После обеда Адина хорошенько укуталась, легла и, хотя страшно нервничала, проспала до пяти часов вечера.
Туту и Нина играли на ковре новым поездом, недавно полученным в подарок от доктора Берческу. Ирина не могла наглядеться на длинные черные локоны Нины, на ее потешный, круглый, как пуговка, носик, на круглое, как блюдце, золотистое, словно бархатное, личико, покрытое нежным пушком. Она смотрела на дочку, и ее сердце наполнялось радостью и гордостью. Ей принадлежала эта девочка, чудесная, как плод, как цветок, девочка, мимо которой на прогулке никто не мог равнодушно пройти: каждый прохожий останавливается погладить ее, приласкать. Нина чем-то напоминала Санду, но была значительно нежнее, красивее, ярче, чем Санду в детстве, если судить по фотографиям.
Туту был похож на нее, или, скорее, на свою бабушку, на Адину. Такие же огромные голубые глаза, те же рыжеватые волосы, тот же орлиный нос, четко очерченный уже теперь, в пятилетнем возрасте. В отличие от Нины, словно сотканной из нежности и изящества, Туту ребенок исключительно импульсивный, озорной, волевой и отчаянный скандалист. Он энергично добивался всего, что хотел, но действовал не ласками и не подлизывался, как Нина, а логически доказывал, что полюбившаяся вещь ему необходима, и упрямо настаивал до тех пор, пока не одерживал победу.

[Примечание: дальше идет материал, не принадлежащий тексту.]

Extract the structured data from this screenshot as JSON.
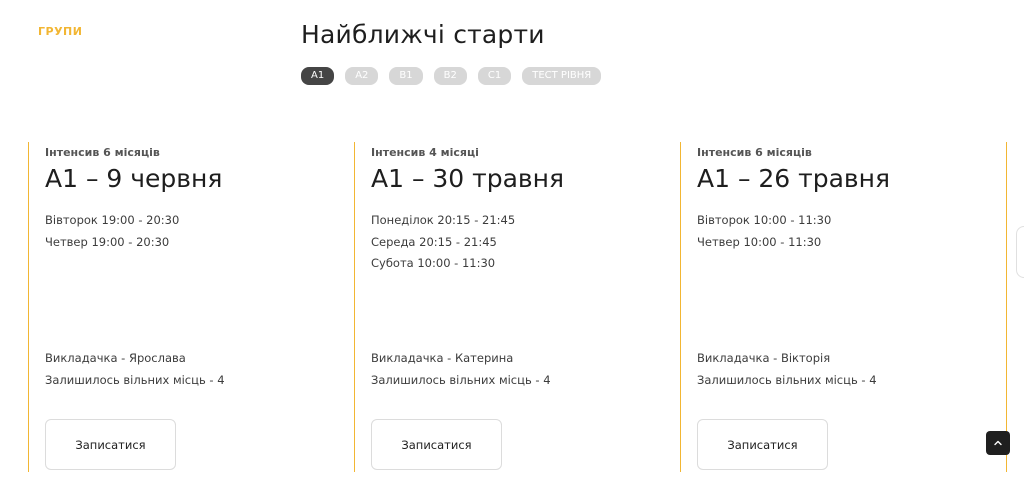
{
  "section_label": "ГРУПИ",
  "heading": "Найближчі старти",
  "tabs": [
    {
      "label": "A1",
      "active": true
    },
    {
      "label": "A2",
      "active": false
    },
    {
      "label": "B1",
      "active": false
    },
    {
      "label": "B2",
      "active": false
    },
    {
      "label": "C1",
      "active": false
    },
    {
      "label": "ТЕСТ РІВНЯ",
      "active": false
    }
  ],
  "cards": [
    {
      "type": "Інтенсив 6 місяців",
      "title": "A1 – 9 червня",
      "schedule": [
        "Вівторок 19:00 - 20:30",
        "Четвер 19:00 - 20:30"
      ],
      "teacher": "Викладачка - Ярослава",
      "seats": "Залишилось вільних місць - 4",
      "button": "Записатися"
    },
    {
      "type": "Інтенсив 4 місяці",
      "title": "A1 – 30 травня",
      "schedule": [
        "Понеділок 20:15 - 21:45",
        "Середа 20:15 - 21:45",
        "Субота 10:00 - 11:30"
      ],
      "teacher": "Викладачка - Катерина",
      "seats": "Залишилось вільних місць - 4",
      "button": "Записатися"
    },
    {
      "type": "Інтенсив 6 місяців",
      "title": "A1 – 26 травня",
      "schedule": [
        "Вівторок 10:00 - 11:30",
        "Четвер 10:00 - 11:30"
      ],
      "teacher": "Викладачка - Вікторія",
      "seats": "Залишилось вільних місць - 4",
      "button": "Записатися"
    }
  ],
  "colors": {
    "accent": "#f2b633",
    "tab_active": "#454545",
    "tab_inactive": "#d7d7d7"
  },
  "icons": {
    "scroll_top": "chevron-up-icon"
  }
}
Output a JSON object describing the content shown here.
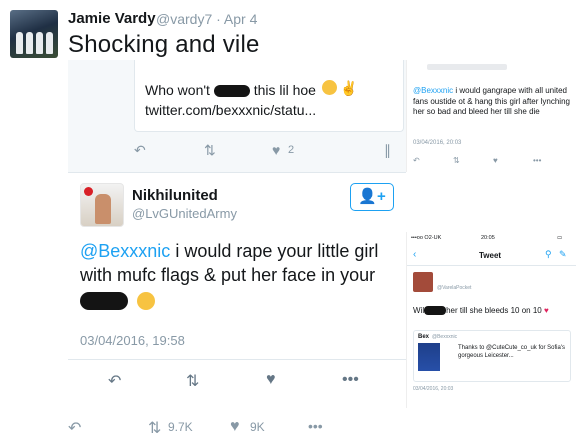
{
  "outer_tweet": {
    "name": "Jamie Vardy",
    "handle": "@vardy7 · Apr 4",
    "text": "Shocking and vile",
    "retweets": "9.7K",
    "likes": "9K"
  },
  "quoted_tweet": {
    "line1_pre": "Who won't",
    "line1_post": "this lil hoe",
    "line2": "twitter.com/bexxxnic/statu...",
    "likes": "2"
  },
  "reply_tweet": {
    "name": "Nikhilunited",
    "handle": "@LvGUnitedArmy",
    "mention": "@Bexxxnic",
    "line1_rest": " i would rape your little girl",
    "line2": "with mufc flags & put her face in your",
    "date": "03/04/2016, 19:58",
    "follow_icon": "add-user-icon"
  },
  "screenshot_b": {
    "mention": "@Bexxxnic",
    "text_rest": " i would gangrape with all united fans oustide ot & hang this girl after lynching her so bad and bleed her till she die",
    "date": "03/04/2016, 20:03"
  },
  "screenshot_c": {
    "status_carrier": "•••oo O2-UK",
    "status_time": "20:05",
    "nav_title": "Tweet",
    "handle": "@VarelaPocket",
    "line_pre": "Wil",
    "line_post": "her till she bleeds 10 on 10",
    "card_name": "Bex",
    "card_handle": "@Bexxxnic",
    "card_text": "Thanks to @CuteCute_co_uk for Sofia's gorgeous Leicester...",
    "date": "03/04/2016, 20:03"
  },
  "colors": {
    "twitter_blue": "#1da1f2",
    "muted_gray": "#8899a6",
    "redaction": "#141414"
  }
}
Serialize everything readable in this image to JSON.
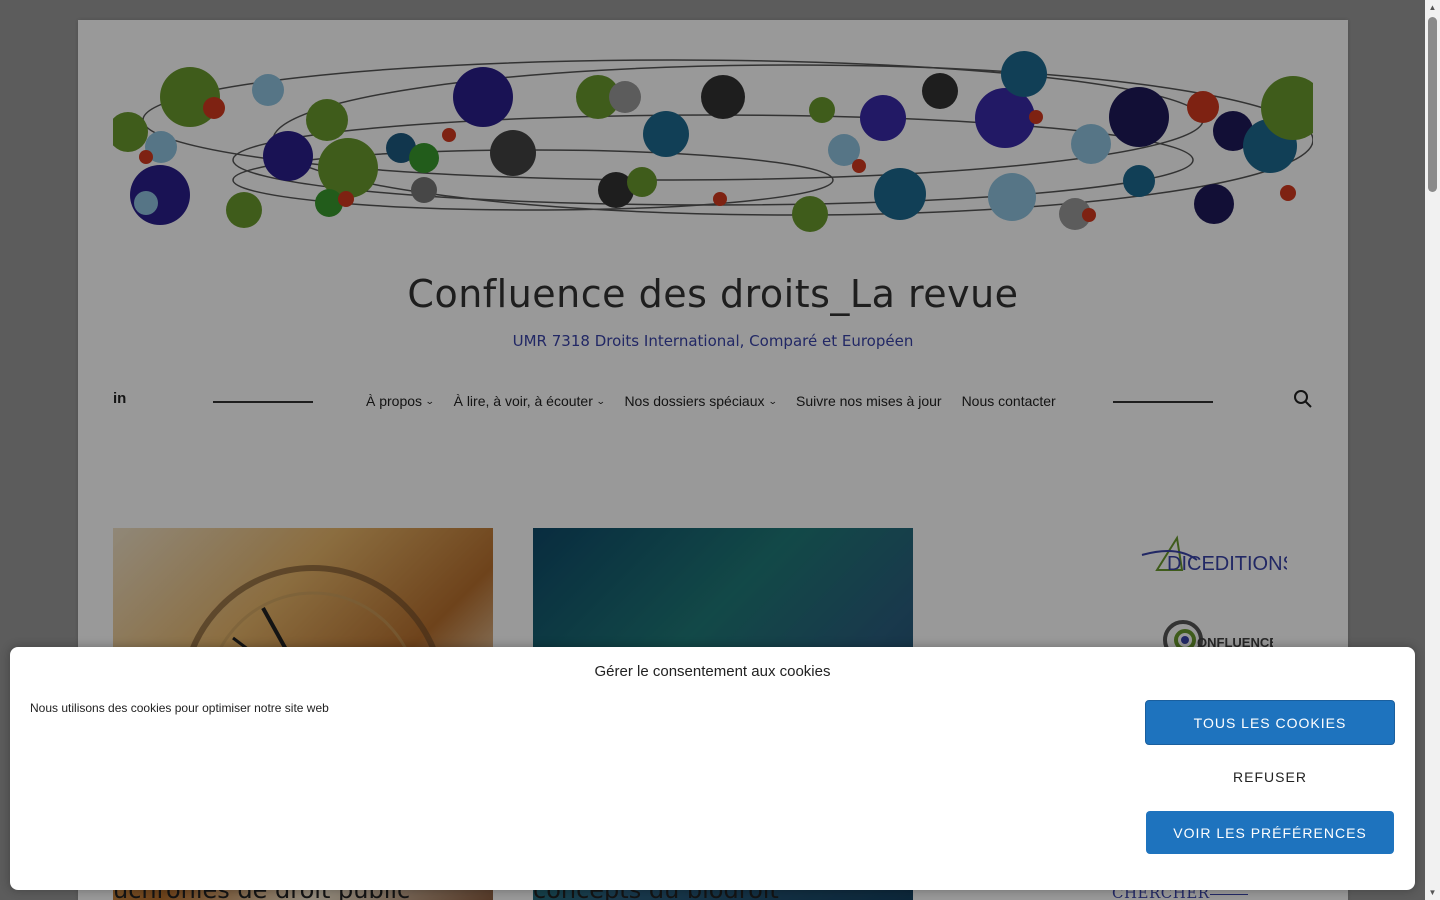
{
  "site": {
    "title": "Confluence des droits_La revue",
    "tagline": "UMR 7318 Droits International, Comparé et Européen"
  },
  "nav": {
    "social_icon": "linkedin-icon",
    "items": [
      {
        "label": "À propos",
        "has_dropdown": true
      },
      {
        "label": "À lire, à voir, à écouter",
        "has_dropdown": true
      },
      {
        "label": "Nos dossiers spéciaux",
        "has_dropdown": true
      },
      {
        "label": "Suivre nos mises à jour",
        "has_dropdown": false
      },
      {
        "label": "Nous contacter",
        "has_dropdown": false
      }
    ],
    "search_icon": "search-icon"
  },
  "posts": [
    {
      "title": "uchronies de droit public"
    },
    {
      "title": "concepts du biodroit"
    }
  ],
  "sidebar": {
    "logo1_text": "DICEDITIONS",
    "logo2_text": "ONFLUENCE",
    "search_heading": "CHERCHER"
  },
  "cookie": {
    "title": "Gérer le consentement aux cookies",
    "message": "Nous utilisons des cookies pour optimiser notre site web",
    "accept_label": "TOUS LES COOKIES",
    "deny_label": "REFUSER",
    "prefs_label": "VOIR LES PRÉFÉRENCES"
  },
  "colors": {
    "accent": "#1e73be",
    "tagline": "#3a44a8"
  }
}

Ирине хотелось, чтобы дети радовались всему, чего так не доставало ей в детстве: теплой родительской ласке, возможности говорить свободно, иметь собственное мнение и вкусы. Если она когда-нибудь ссорилась с Санду, то лишь из-за воспитания детей. Он считал, что их необходимо воспитывать строже. В своей безрассудной любви к детям Ирина доходила до того, что не могла спокойно смотреть на их слезы, даже когда ребята были виноваты и Санду выговаривал им вполне справедливо за какой-нибудь тяжелый проступок, который нельзя было оставить безнаказанным, когда слезы их были вызваны просто капризами, нервами или злым упрямством. Когда Ирина видела их слезы, то сразу вспоминала свое детство: как она рыдает, спрятавшись в укромном уголке родительского дома, подавленная обидой, испытывая горечь из-за сердитой выволочки, звонкой пощечины или иронического, едкого замечания. Она вспоминала, какой одинокой и несчастной чувствовала себя в те часы, когда папа находился у себя в конторе и ей некому было пожаловаться, — гувернантка была занята — подшивала оборку или кружево к маминому вечернему платью, а мама, — как будто это не она только что вопила и топала ногами, — спокойно массировала лицо перед зеркалом, хладнокровно делала себе маникюр или причесывалась.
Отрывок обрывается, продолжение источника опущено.